The International Organization for Standardization (ISO) sets the MCC codes and definition, but credit card processors assign the codes to a merchant. These codes are then used by acquiring banks and payment service providers to set fees, assess risk, and more. Keep in mind that each card association has its own lists of MCCs, and while they are largely similar, there might be some differences for certain types of businesses.
Merchants can request a specific MCC code if they believe their line of business fits a certain category, but it’s the processor who has the final say during your onboarding process. And it’s important to get this code right, at the outset, since you are not allowed to change your code, once assigned.
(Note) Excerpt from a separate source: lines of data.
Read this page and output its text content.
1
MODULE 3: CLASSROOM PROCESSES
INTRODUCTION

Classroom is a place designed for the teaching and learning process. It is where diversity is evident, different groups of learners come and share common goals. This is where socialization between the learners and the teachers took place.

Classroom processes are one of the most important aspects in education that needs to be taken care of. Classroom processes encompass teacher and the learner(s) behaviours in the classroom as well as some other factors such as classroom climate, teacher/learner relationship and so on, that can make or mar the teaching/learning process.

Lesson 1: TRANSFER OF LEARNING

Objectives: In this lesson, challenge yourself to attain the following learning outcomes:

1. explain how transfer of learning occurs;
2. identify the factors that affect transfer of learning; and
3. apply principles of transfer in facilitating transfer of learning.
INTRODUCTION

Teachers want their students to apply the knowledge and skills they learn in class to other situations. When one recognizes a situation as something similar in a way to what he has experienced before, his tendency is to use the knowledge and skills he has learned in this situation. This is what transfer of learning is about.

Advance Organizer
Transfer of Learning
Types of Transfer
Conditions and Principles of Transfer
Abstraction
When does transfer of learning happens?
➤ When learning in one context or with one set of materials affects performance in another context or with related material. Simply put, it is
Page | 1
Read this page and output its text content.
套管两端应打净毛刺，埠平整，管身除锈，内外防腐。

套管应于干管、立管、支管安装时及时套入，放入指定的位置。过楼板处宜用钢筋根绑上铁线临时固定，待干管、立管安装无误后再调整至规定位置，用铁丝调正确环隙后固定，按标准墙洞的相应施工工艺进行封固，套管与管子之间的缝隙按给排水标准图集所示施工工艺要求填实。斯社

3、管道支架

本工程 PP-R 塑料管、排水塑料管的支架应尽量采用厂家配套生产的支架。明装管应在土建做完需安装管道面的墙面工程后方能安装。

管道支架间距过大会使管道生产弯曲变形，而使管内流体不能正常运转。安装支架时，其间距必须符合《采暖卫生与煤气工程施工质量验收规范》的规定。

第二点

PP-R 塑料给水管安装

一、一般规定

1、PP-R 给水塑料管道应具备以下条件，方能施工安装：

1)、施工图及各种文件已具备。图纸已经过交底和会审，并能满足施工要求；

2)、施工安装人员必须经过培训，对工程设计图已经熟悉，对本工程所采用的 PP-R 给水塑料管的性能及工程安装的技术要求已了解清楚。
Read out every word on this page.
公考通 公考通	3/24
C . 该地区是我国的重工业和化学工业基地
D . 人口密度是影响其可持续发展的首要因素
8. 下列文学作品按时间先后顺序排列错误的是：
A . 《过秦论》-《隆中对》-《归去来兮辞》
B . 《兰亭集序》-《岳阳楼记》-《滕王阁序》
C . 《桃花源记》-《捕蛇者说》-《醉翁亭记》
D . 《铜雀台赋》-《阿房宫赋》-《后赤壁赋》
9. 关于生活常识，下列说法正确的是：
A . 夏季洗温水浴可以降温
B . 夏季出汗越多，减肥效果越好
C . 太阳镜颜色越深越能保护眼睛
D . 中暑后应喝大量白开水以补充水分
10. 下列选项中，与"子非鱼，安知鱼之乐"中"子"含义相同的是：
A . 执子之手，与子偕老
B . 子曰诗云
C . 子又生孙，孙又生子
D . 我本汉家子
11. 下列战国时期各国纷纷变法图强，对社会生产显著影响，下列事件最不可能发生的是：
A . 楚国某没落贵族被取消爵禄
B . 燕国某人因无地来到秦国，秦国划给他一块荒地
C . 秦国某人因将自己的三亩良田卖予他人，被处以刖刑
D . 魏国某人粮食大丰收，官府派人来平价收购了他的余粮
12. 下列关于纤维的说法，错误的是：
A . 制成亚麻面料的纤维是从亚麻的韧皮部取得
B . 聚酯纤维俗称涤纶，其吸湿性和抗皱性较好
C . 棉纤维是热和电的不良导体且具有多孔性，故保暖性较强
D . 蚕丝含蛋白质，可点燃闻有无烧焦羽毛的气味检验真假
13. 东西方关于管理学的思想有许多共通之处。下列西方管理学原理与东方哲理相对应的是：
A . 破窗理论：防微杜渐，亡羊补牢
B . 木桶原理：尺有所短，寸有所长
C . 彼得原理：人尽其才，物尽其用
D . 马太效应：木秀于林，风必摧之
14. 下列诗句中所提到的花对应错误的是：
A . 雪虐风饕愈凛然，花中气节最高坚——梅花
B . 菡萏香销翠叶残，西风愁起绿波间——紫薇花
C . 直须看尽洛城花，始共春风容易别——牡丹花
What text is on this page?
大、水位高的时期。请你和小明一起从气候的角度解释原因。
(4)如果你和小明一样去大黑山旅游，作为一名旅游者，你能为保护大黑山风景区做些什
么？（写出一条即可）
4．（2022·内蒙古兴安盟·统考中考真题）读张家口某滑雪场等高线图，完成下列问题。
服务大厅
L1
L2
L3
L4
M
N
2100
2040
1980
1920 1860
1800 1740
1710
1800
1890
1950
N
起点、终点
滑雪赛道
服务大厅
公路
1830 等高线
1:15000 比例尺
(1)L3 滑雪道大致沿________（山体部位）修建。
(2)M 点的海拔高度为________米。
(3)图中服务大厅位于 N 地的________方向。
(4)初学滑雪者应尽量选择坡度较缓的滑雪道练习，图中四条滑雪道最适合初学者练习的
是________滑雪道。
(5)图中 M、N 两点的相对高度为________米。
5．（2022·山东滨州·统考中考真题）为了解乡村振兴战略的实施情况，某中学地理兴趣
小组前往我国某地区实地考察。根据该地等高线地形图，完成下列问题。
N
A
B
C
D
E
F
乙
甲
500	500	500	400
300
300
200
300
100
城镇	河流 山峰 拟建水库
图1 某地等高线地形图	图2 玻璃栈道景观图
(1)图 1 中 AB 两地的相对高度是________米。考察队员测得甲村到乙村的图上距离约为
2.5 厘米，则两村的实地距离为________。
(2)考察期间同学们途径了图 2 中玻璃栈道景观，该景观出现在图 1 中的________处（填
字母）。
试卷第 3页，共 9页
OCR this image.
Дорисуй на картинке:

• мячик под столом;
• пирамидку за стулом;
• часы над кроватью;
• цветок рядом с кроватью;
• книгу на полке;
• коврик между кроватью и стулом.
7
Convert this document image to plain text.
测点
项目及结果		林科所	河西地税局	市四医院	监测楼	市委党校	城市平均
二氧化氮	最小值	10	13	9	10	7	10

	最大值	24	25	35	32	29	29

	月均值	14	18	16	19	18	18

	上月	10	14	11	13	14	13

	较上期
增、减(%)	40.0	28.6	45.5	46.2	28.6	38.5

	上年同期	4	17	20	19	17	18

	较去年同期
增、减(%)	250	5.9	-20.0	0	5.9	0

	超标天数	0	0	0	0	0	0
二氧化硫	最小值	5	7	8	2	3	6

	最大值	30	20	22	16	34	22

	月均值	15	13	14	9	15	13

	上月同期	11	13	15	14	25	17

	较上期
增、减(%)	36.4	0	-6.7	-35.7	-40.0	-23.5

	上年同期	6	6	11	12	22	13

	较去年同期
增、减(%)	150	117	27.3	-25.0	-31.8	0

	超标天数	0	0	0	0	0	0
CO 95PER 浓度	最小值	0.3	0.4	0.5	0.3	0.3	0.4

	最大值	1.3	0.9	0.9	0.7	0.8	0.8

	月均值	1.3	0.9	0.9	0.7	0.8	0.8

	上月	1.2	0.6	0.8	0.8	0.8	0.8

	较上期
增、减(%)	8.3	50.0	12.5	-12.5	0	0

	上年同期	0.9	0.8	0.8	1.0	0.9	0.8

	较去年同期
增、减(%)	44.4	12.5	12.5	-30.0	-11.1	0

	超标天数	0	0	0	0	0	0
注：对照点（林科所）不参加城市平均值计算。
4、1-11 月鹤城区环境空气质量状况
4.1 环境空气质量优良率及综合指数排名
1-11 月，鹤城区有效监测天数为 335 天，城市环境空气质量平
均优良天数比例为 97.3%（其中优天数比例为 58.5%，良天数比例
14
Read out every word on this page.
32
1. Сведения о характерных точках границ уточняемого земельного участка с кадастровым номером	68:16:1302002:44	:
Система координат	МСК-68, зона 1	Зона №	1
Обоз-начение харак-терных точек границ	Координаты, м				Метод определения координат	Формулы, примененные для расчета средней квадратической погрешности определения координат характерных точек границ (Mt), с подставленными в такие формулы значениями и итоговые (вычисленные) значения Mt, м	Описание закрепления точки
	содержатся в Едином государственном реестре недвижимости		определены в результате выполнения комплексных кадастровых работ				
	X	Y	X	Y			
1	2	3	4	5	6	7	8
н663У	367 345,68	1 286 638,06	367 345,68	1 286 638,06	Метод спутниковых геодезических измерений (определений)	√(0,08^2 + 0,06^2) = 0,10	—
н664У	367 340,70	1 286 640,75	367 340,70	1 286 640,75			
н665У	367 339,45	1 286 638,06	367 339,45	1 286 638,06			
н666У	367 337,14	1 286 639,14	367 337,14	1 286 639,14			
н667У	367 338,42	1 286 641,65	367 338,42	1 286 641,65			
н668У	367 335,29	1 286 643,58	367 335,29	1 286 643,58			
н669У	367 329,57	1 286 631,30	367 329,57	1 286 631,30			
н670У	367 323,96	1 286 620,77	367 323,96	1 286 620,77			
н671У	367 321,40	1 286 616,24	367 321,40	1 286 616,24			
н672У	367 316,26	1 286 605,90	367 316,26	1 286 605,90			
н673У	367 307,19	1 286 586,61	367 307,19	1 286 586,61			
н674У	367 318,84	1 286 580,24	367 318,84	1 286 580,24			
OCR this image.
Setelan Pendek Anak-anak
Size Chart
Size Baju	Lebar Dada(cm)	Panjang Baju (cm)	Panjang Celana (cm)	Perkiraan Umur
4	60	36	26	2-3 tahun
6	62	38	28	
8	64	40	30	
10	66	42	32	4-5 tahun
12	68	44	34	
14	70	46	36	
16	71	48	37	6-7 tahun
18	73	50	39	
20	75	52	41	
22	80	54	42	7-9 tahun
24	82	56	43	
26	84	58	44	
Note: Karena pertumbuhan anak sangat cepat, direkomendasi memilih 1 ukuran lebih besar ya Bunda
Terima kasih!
Why does your MCC code matter?
Reach out to your processor ahead of your code assignment to understand whether your business will be classified as high-risk. If it is high-risk, it might be worth the time and effort to investigate how changing the way you structure your sales and business might allow you to exit the high-risk category.
Your classification will matter to your business for several reasons:
- Some payment processors do not accept certain merchant categories
- The card associations use MCC codes to calculate interchange fees and rates, which will matter greatly to your business
- A high-risk processing classification means some processors will decline your merchant application based on this alone; it will also be harder to find a credit card processor. However, there are certain processors that specialize in high-risk credit card processing
- Certain MCC codes make it easier for consumers to chargeback and some processors base their chargeback fees on the MCC code. If you have a high-risk MCC you will likely be paying higher chargeback fees
- Some issuers develop their authorization algorithms around MCC codes, and a high-risk code may reduce your authorization rates. Some issuers limit or reject authorization requests for specific MCCs
- Medical and healthcare business that accept HSA and FSA cards can only do so if they are correctly classed with a healthcare MCC. Drug stores and pharmacies that sell qualifying products may also accept FSA and HSA cards if they have appropriate MCCs and meet additional requirements
Taking the time to correctly assess your business model, communicate with your processor about possible classifications of your business and generally having a solid understanding of the importance of your MCC classification will pay dividends as time goes on.